De façon peu surprenante, ces idées furent particulièrement populaires chez les riches hommes blancs, en ce qu'elles leur offraient une justification pseudo-scientifique pour leurs positions privilégiées dans la société, en plus d'offrir une rationalisation scientifique de la colonisation européenne en Asie, en Afrique et dans les Amériques.

Kropotkine, dans son livre de 1902 L'entraide : un facteur de l'évolution, s'est attaqué à ce savoir conventionnel.
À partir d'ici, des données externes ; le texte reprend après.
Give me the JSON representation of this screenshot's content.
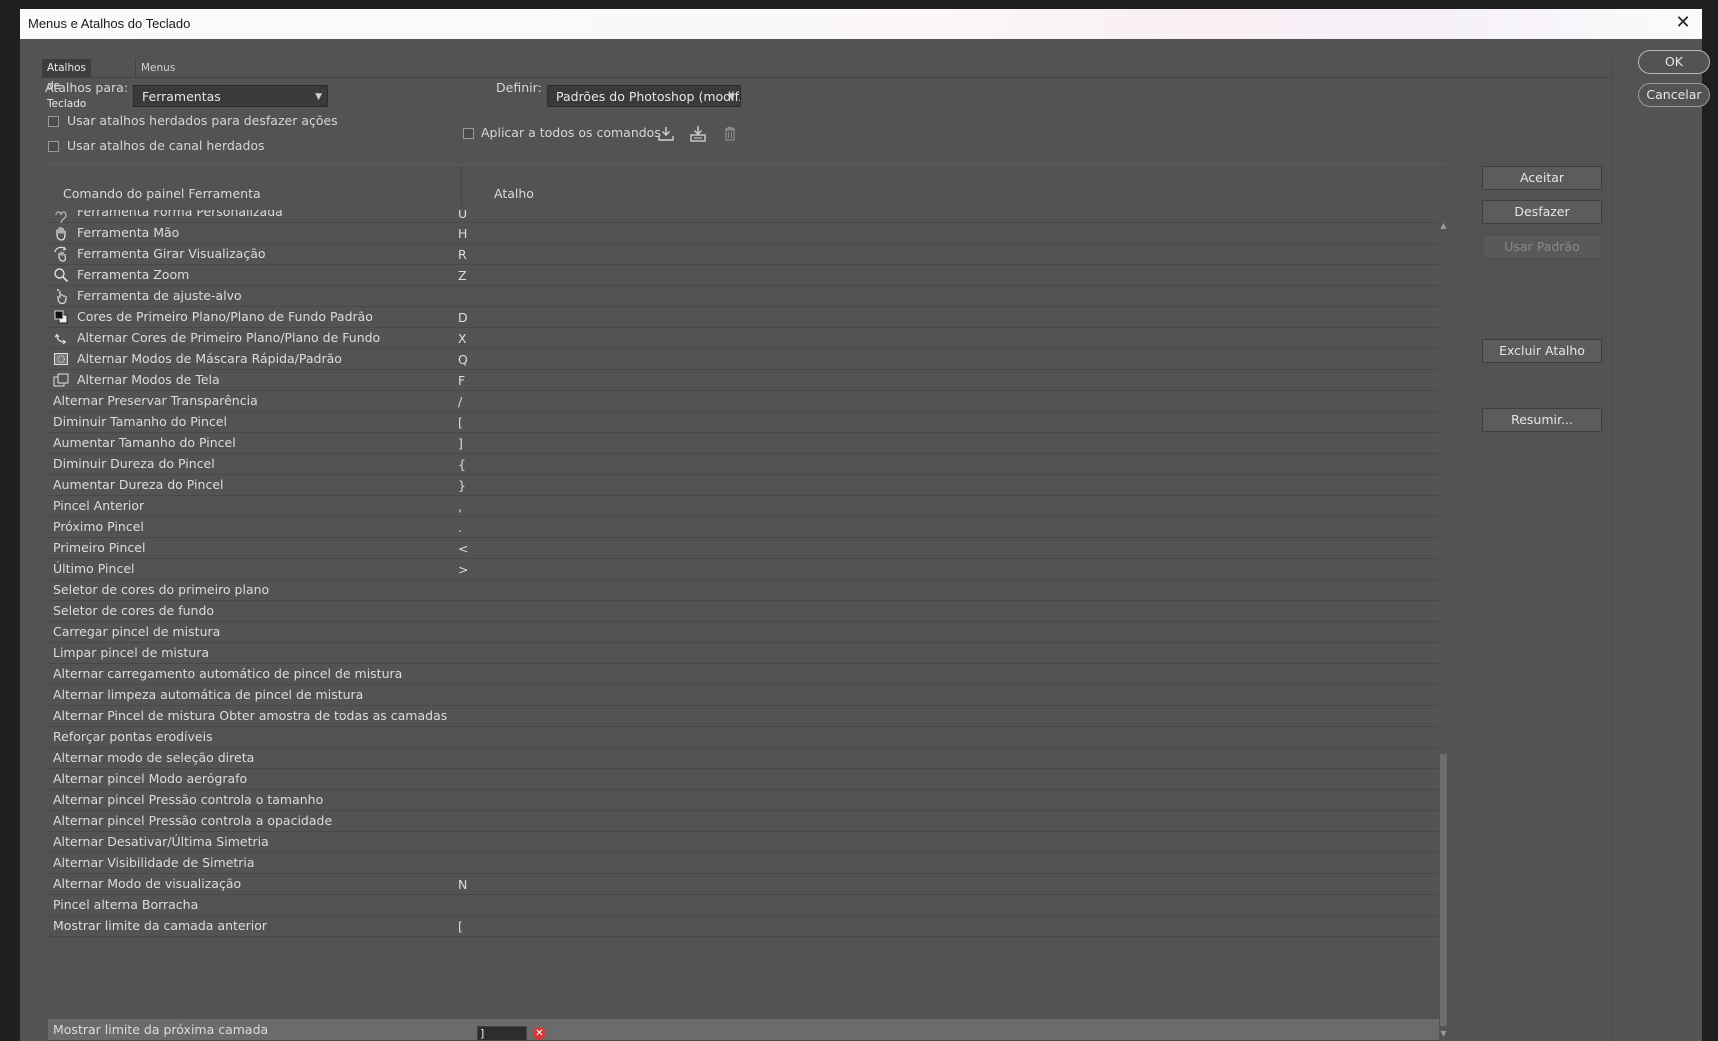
{
  "window": {
    "title": "Menus e Atalhos do Teclado",
    "close_glyph": "✕"
  },
  "tabs": [
    {
      "label": "Atalhos de Teclado"
    },
    {
      "label": "Menus"
    }
  ],
  "controls": {
    "shortcuts_for_label": "Atalhos para:",
    "shortcuts_for_value": "Ferramentas",
    "set_label": "Definir:",
    "set_value": "Padrões do Photoshop (modif...",
    "undo_checkbox": "Usar atalhos herdados para desfazer ações",
    "channel_checkbox": "Usar atalhos de canal herdados",
    "apply_all_checkbox": "Aplicar a todos os comandos"
  },
  "table": {
    "col_command": "Comando do painel Ferramenta",
    "col_shortcut": "Atalho",
    "partial_row": {
      "command": "Ferramenta Forma Personalizada",
      "shortcut": "U"
    },
    "rows": [
      {
        "command": "Ferramenta Mão",
        "shortcut": "H",
        "icon": "hand-tool-icon"
      },
      {
        "command": "Ferramenta Girar Visualização",
        "shortcut": "R",
        "icon": "rotate-view-icon"
      },
      {
        "command": "Ferramenta Zoom",
        "shortcut": "Z",
        "icon": "zoom-icon"
      },
      {
        "command": "Ferramenta de ajuste-alvo",
        "shortcut": "",
        "icon": "targeted-adjustment-icon"
      },
      {
        "command": "Cores de Primeiro Plano/Plano de Fundo Padrão",
        "shortcut": "D",
        "icon": "default-colors-icon"
      },
      {
        "command": "Alternar Cores de Primeiro Plano/Plano de Fundo",
        "shortcut": "X",
        "icon": "swap-colors-icon"
      },
      {
        "command": "Alternar Modos de Máscara Rápida/Padrão",
        "shortcut": "Q",
        "icon": "quick-mask-icon"
      },
      {
        "command": "Alternar Modos de Tela",
        "shortcut": "F",
        "icon": "screen-mode-icon"
      },
      {
        "command": "Alternar Preservar Transparência",
        "shortcut": "/"
      },
      {
        "command": "Diminuir Tamanho do Pincel",
        "shortcut": "["
      },
      {
        "command": "Aumentar Tamanho do Pincel",
        "shortcut": "]"
      },
      {
        "command": "Diminuir Dureza do Pincel",
        "shortcut": "{"
      },
      {
        "command": "Aumentar Dureza do Pincel",
        "shortcut": "}"
      },
      {
        "command": "Pincel Anterior",
        "shortcut": ","
      },
      {
        "command": "Próximo Pincel",
        "shortcut": "."
      },
      {
        "command": "Primeiro Pincel",
        "shortcut": "<"
      },
      {
        "command": "Último Pincel",
        "shortcut": ">"
      },
      {
        "command": "Seletor de cores do primeiro plano",
        "shortcut": ""
      },
      {
        "command": "Seletor de cores de fundo",
        "shortcut": ""
      },
      {
        "command": "Carregar pincel de mistura",
        "shortcut": ""
      },
      {
        "command": "Limpar pincel de mistura",
        "shortcut": ""
      },
      {
        "command": "Alternar carregamento automático de pincel de mistura",
        "shortcut": ""
      },
      {
        "command": "Alternar limpeza automática de pincel de mistura",
        "shortcut": ""
      },
      {
        "command": "Alternar Pincel de mistura Obter amostra de todas as camadas",
        "shortcut": ""
      },
      {
        "command": "Reforçar pontas erodíveis",
        "shortcut": ""
      },
      {
        "command": "Alternar modo de seleção direta",
        "shortcut": ""
      },
      {
        "command": "Alternar pincel Modo aerógrafo",
        "shortcut": ""
      },
      {
        "command": "Alternar pincel Pressão controla o tamanho",
        "shortcut": ""
      },
      {
        "command": "Alternar pincel Pressão controla a opacidade",
        "shortcut": ""
      },
      {
        "command": "Alternar Desativar/Última Simetria",
        "shortcut": ""
      },
      {
        "command": "Alternar Visibilidade de Simetria",
        "shortcut": ""
      },
      {
        "command": "Alternar Modo de visualização",
        "shortcut": "N"
      },
      {
        "command": "Pincel alterna Borracha",
        "shortcut": ""
      },
      {
        "command": "Mostrar limite da camada anterior",
        "shortcut": "["
      }
    ],
    "selected_row": {
      "command": "Mostrar limite da próxima camada",
      "editing_value": "]"
    }
  },
  "side_buttons": {
    "accept": "Aceitar",
    "undo": "Desfazer",
    "use_default": "Usar Padrão",
    "delete_shortcut": "Excluir Atalho",
    "summarize": "Resumir..."
  },
  "dialog_buttons": {
    "ok": "OK",
    "cancel": "Cancelar"
  },
  "colors": {
    "panel": "#535353",
    "selected_row": "#6b6b6b",
    "clear_icon": "#d23a3a"
  }
}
Il y prouve qu'il y a autre chose que la compétition aveugle et individuelle à l’œuvre dans l'évolution.

Kropotkine y démontre que les espèces capables de travailler ensemble, ou de former des arrangements symboliques avec d'autres espèces basés sur un bénéfice mutuel, étaient capables de mieux s'adapter à leur environnement, et bénéficiaient d'un avantage concurrentiel par rapport aux espèces qui ne faisaient ou ne pouvait pas le faire.

Dans nos sociétés métropolitaines actuelles, les individus s'imaginent indépendants et auto-suffisants, possédant leur propre appartement, un compte bancaire, un smartphone et un profil Facebook. Cependant, cette notion d'indépendance humaine est un mythe promu par les entreprises et les États entretenu afin de nous séparer, de nous façonner en tant que consommateurs atomisés et facilement contrôlables, préoccupés avant tout par notre bonheur à court terme. La vérité est que les humains sont particulièrement interdépendants. En fait, c'est même la clé de notre succès en tant qu'espèce.

Avez-vous déjà pensé à la provenance de votre nourriture, ou à la provenance de vos vêtements ? Au travail ou aux matériaux qui ont servi à construire votre logement ou votre voiture ? Si nous étions livré·es à nous-même sans le confort de la civilisation, peu d'entre nous pourraient survivre une semaine, et encore moins seraient capables de produire une fraction de la myriade de produits que nous consommons chaque jour.

Des grandes pyramides commandées par les pharaons de l'ancienne Égypte à la production mondiale actuelle, la fonction première des classes dirigeantes est d'organiser l'activité humaine. Et partout où ils le font, c'est par la coercition. Sous le capitalisme, cette activité est organisée par la violence directe, ou la menace intériorisée de la famine créée par un système basé sur la propriété privée des richesses et des biens.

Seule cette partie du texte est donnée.